街暮らしをしていたころ銭湯をやっていたので、エントツには思い出がたくさんある。昭和十年代に立てられたものを治し治ししながらやりくりしていたものを祖父から受け継いだ銭湯で、半焼に近い火事にもあっていて、焼き物の土管を積み重ねて鉄骨で囲んだ古いエントツはいつも気がかりだった。
一番こわかったのが台風で、台風が発生したとニュースで報道されるとそのことで頭がいっぱいになっていた。進路予想図をニュースごとにチェックして予報円が当地にかすろうものなら、土下座さながら台風がそれますようにと祈るばかりだった。平成のはじめに台風19号というのがあった。九州の北部から日本海の沿岸をなぞるように高速でかけぬけて各地に甚大な被害をもたらした。その時など銭湯を早仕舞いしてフルフェースのヘルメットをかぶって、家の周りから屋根の上までを何度も往復していた。何かをするわけではなく、ただ懐中電灯でエントツを照らすだけなのだが、ただ倒れないでくれと祈るだけだった。当時2才だった長男と妻は熟睡していてあの猛烈な風を知らない。
小さいころの記憶ではめったに台風など来なかったのだが、私が銭湯を継いでエントツのことを心配しはじめてから台風の通過や上陸が増えた。そして奇妙なことに銭湯をたたんで山にこもりはじめてから台風が当地をそれるような進路が多い。今は丘のような小さな雑木山のあしもとに家があり、台風クラスの強風でも風が通らない。

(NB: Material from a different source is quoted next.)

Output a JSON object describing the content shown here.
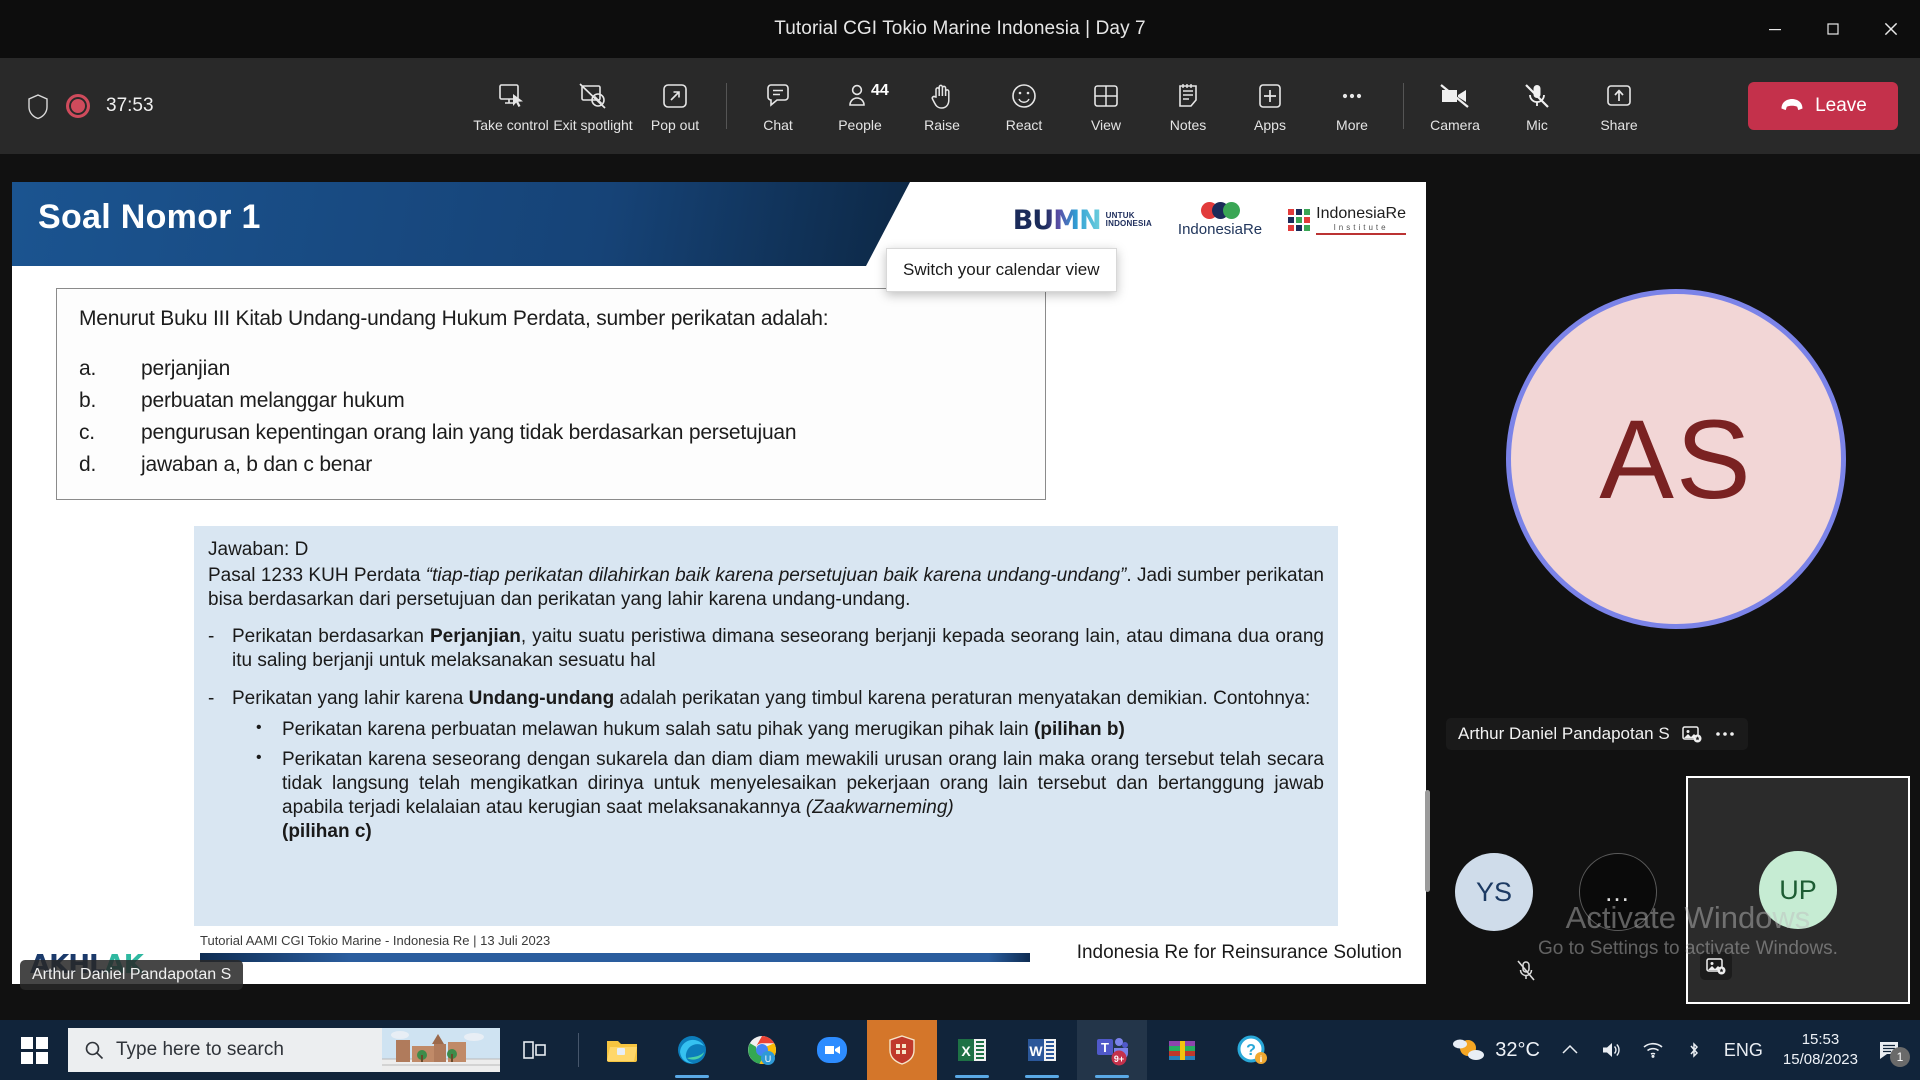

銭湯時代、台風が来る来ないにかかわらず、エントツの定点観測をやっていた。ただ決った場所に立って煙突に向かい合い、エントツが傾いていないか見るのである。祈るようにして見ているからだろうか、微妙な変化に気づく。鉄骨の梁が錆付いていてほんの少し太くなっているとか、瓦の土管の色がほんの少しはげたとか。毎日とはいわないが、ほぼ毎日、多いときには一日何回も、観測していた。客観的に科学的にあるがままのエントツを見るのだと真剣だった。
がしかし、今にして思うのだが、エントツは微妙に北側に真ん中より上は傾いていたように思う。そのことは観測当時もわかっていたのだが、それでは困るので結果を自分自身で捏造して、何の根拠もなく大丈夫だの一言で済ましていたのだった。(いまどきの東京電力とそっくり)職人としての自分は体で傾きを感じていたのだが、文学的な自分は自分に都合のいい筋書きを選んでいたのだろう。
2007年の能登半島地震でエントツの先端が壊れて鉄骨の枠でかろうじて落下を免れているのを見た時、たいへんだあと確かに思っていたのだが、同時にどこかで長年の心配が現実になったことで放心していたのも確かである。
さてよろみ村のエントツだが、幸い高さが2メートルちょっとしかなくて目をつぶっていても登れる。明日村田住職と修理の予定。